Monday, September 12, 2011

U.S. Stock Futures Decline on Greece Concern

U.S. stock futures fell, indicating the Standard & Poor’s 500 Index will extend last week’s loss, as speculation Germany is preparing for a Greek default spurred turmoil in financial markets worldwide.

S&P 500 futures expiring in December declined 0.8 percent to 1,142.60 at 8:50 a.m. in Tokyo.
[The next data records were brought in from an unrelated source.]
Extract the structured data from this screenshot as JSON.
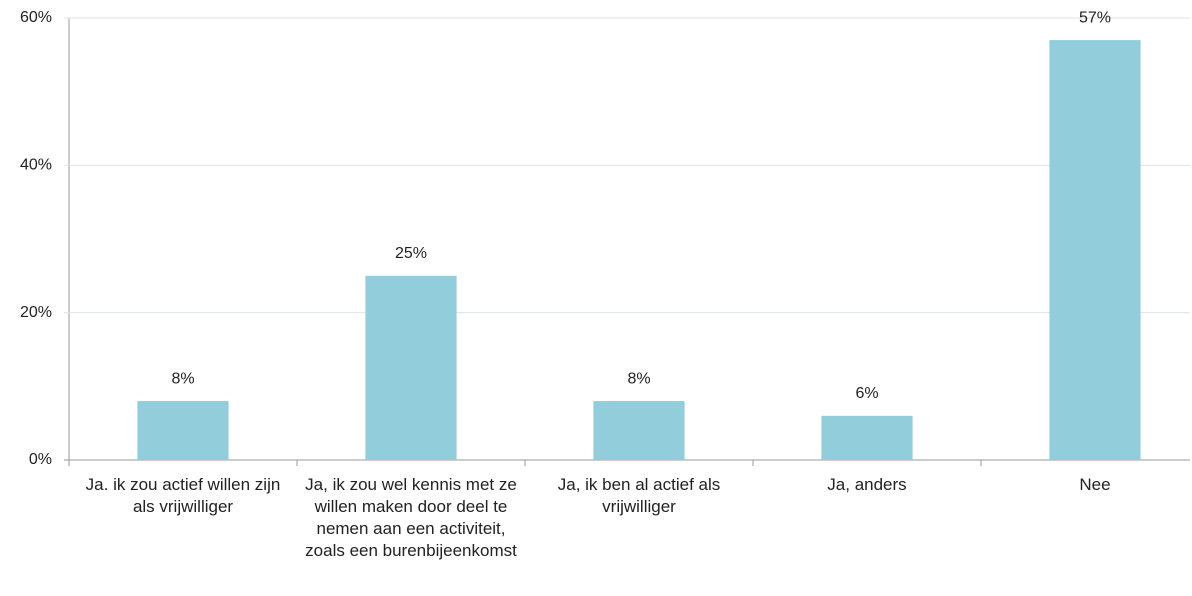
{
  "chart_data": {
    "type": "bar",
    "categories": [
      "Ja. ik zou actief willen zijn als vrijwilliger",
      "Ja, ik zou wel kennis met ze willen maken door deel te nemen aan een activiteit, zoals een burenbijeenkomst",
      "Ja, ik ben al actief als vrijwilliger",
      "Ja, anders",
      "Nee"
    ],
    "values": [
      8,
      25,
      8,
      6,
      57
    ],
    "value_labels": [
      "8%",
      "25%",
      "8%",
      "6%",
      "57%"
    ],
    "color": "#92cddc",
    "ylim": [
      0,
      60
    ],
    "yticks": [
      {
        "value": 0,
        "label": "0%"
      },
      {
        "value": 20,
        "label": "20%"
      },
      {
        "value": 40,
        "label": "40%"
      },
      {
        "value": 60,
        "label": "60%"
      }
    ],
    "grid": true
  }
}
The benchmark measure of U.S. equities slumped 1.7 percent last week, wiping out its rally since Sept. 2 on the final day amid speculation the Greek debt crisis is worsening.

Officials in Chancellor Angela Merkel’s government are debating how to shore up German banks in the event that Greece fails to meet the budget-cutting terms of its aid package and is unable to get a bailout-loan payment, three coalition officials said Sept. 9. BNP Paribas SA, Societe Generale SA and Credit Agricole SA, France’s largest banks by market value, may have their credit ratings cut by Moody’s Investors Service as soon as this week because of Greek holdings, two people with knowledge of the matter said on Sept. 10.
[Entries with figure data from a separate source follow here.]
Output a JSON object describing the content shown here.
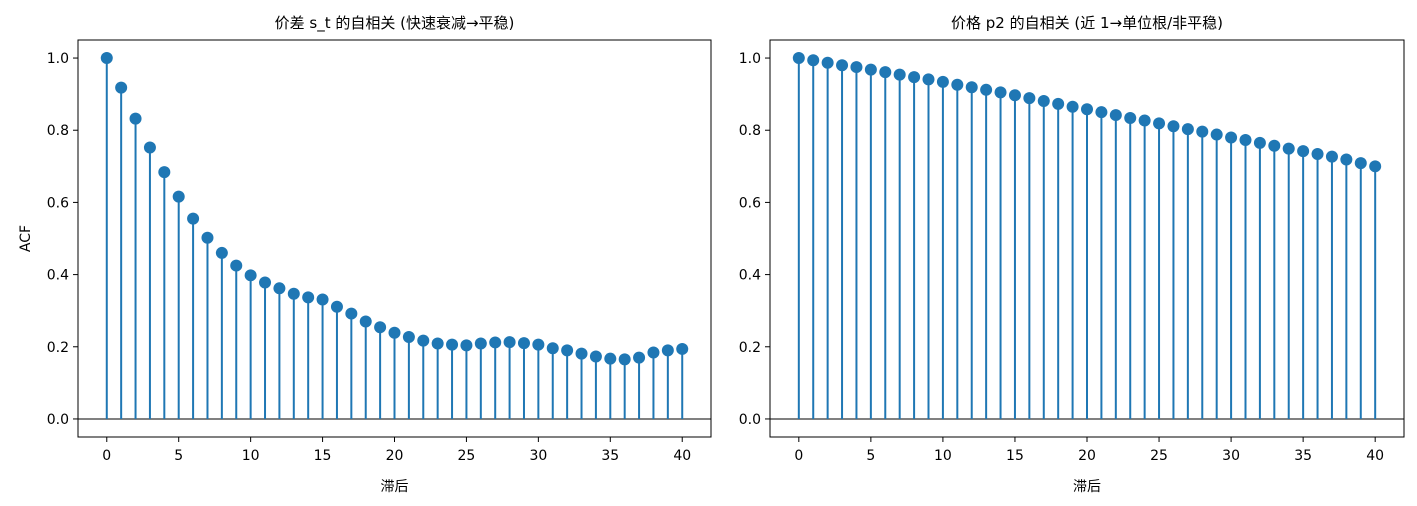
{
  "chart_data": [
    {
      "type": "stem",
      "title": "价差 s_t 的自相关 (快速衰减→平稳)",
      "xlabel": "滞后",
      "ylabel": "ACF",
      "xlim": [
        -2,
        42
      ],
      "ylim": [
        -0.05,
        1.05
      ],
      "xticks": [
        0,
        5,
        10,
        15,
        20,
        25,
        30,
        35,
        40
      ],
      "yticks": [
        0.0,
        0.2,
        0.4,
        0.6,
        0.8,
        1.0
      ],
      "ytick_labels": [
        "0.0",
        "0.2",
        "0.4",
        "0.6",
        "0.8",
        "1.0"
      ],
      "color": "#1f77b4",
      "baseline_color": "#000000",
      "grid": false,
      "legend": null,
      "x": [
        0,
        1,
        2,
        3,
        4,
        5,
        6,
        7,
        8,
        9,
        10,
        11,
        12,
        13,
        14,
        15,
        16,
        17,
        18,
        19,
        20,
        21,
        22,
        23,
        24,
        25,
        26,
        27,
        28,
        29,
        30,
        31,
        32,
        33,
        34,
        35,
        36,
        37,
        38,
        39,
        40
      ],
      "values": [
        1.0,
        0.918,
        0.832,
        0.752,
        0.684,
        0.616,
        0.555,
        0.502,
        0.46,
        0.425,
        0.398,
        0.378,
        0.362,
        0.347,
        0.337,
        0.331,
        0.311,
        0.292,
        0.27,
        0.254,
        0.239,
        0.227,
        0.217,
        0.209,
        0.206,
        0.204,
        0.209,
        0.212,
        0.213,
        0.21,
        0.206,
        0.196,
        0.19,
        0.181,
        0.173,
        0.167,
        0.165,
        0.17,
        0.184,
        0.19,
        0.194
      ]
    },
    {
      "type": "stem",
      "title": "价格 p2 的自相关 (近 1→单位根/非平稳)",
      "xlabel": "滞后",
      "ylabel": "",
      "xlim": [
        -2,
        42
      ],
      "ylim": [
        -0.05,
        1.05
      ],
      "xticks": [
        0,
        5,
        10,
        15,
        20,
        25,
        30,
        35,
        40
      ],
      "yticks": [
        0.0,
        0.2,
        0.4,
        0.6,
        0.8,
        1.0
      ],
      "ytick_labels": [
        "0.0",
        "0.2",
        "0.4",
        "0.6",
        "0.8",
        "1.0"
      ],
      "color": "#1f77b4",
      "baseline_color": "#000000",
      "grid": false,
      "legend": null,
      "x": [
        0,
        1,
        2,
        3,
        4,
        5,
        6,
        7,
        8,
        9,
        10,
        11,
        12,
        13,
        14,
        15,
        16,
        17,
        18,
        19,
        20,
        21,
        22,
        23,
        24,
        25,
        26,
        27,
        28,
        29,
        30,
        31,
        32,
        33,
        34,
        35,
        36,
        37,
        38,
        39,
        40
      ],
      "values": [
        1.0,
        0.994,
        0.987,
        0.98,
        0.975,
        0.968,
        0.961,
        0.954,
        0.947,
        0.941,
        0.934,
        0.926,
        0.919,
        0.912,
        0.905,
        0.897,
        0.889,
        0.881,
        0.873,
        0.865,
        0.858,
        0.85,
        0.842,
        0.834,
        0.827,
        0.819,
        0.811,
        0.803,
        0.796,
        0.788,
        0.78,
        0.773,
        0.765,
        0.757,
        0.749,
        0.742,
        0.734,
        0.727,
        0.719,
        0.709,
        0.7
      ]
    }
  ]
}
“There’s so much anxiety among investors,” Richard Sichel, who oversees $1.6 billion as chief investment officer at Philadelphia Trust Co., said in a telephone interview. “There’s troubling news out of Europe. People are concerned that if Greece defaults, there could be a ripple effect. It’s fear of the unknown. There’s an abundance of bad news overseas and, in the U.S, the economic news has not really been enough to boost confidence.”

Prime Minister George Papandreou, vowing to avoid a default and keep Greece in the euro, approved new measures to help plug a budget gap as resistance builds at home and in Europe to extending more aid to the European Union’s most-indebted nation.

Top Priority
The Greek government’s top priority is “to save the country from bankruptcy,” he said in a Sept. 10 speech in the northern Greek city of Thessaloniki. “We will remain in the euro” and this “means difficult decisions,” he said.

The S&P 500 wiped out its weekly advance on Sept. 9 after the European Central Bank said Juergen Stark resigned from the executive board, suggesting policy makers are divided over how to fight the debt crisis. Stocks also fell after President Barack Obama called on Congress to pass a $447 billion plan to boost employment after jobs growth stalled last month.

Between April 29 and Aug. 8, the S&P 500 fell 18 percent amid concern about the European debt crisis and after S&P downgraded the U.S. government’s credit rating. The measure has risen 3.1 percent since then. It closed as low as 1,119.46 on Aug. 8, within 29 points of a bear market, or a 20 percent drop.

Lehman Brothers

The European debt crisis may mimic the events that led to Lehman Brothers Holdings Inc.’s bankruptcy in September 2008, which spurred the biggest financial crisis since the 1930s, according to Eric Upin, chief investment officer at Makena Capital Management LLC.

“The problems in Europe are the same kind of problems we had in the U.S.,” Upin, who oversees $14.5 billion at the Menlo Park, California-based money manager, said on Sept. 8 at the Bloomberg Global Inflation Conference in New York. “The problems in Europe border on -- we don’t know the magnitude -- a solvency crisis, and there may not be the political system to solve those problems.”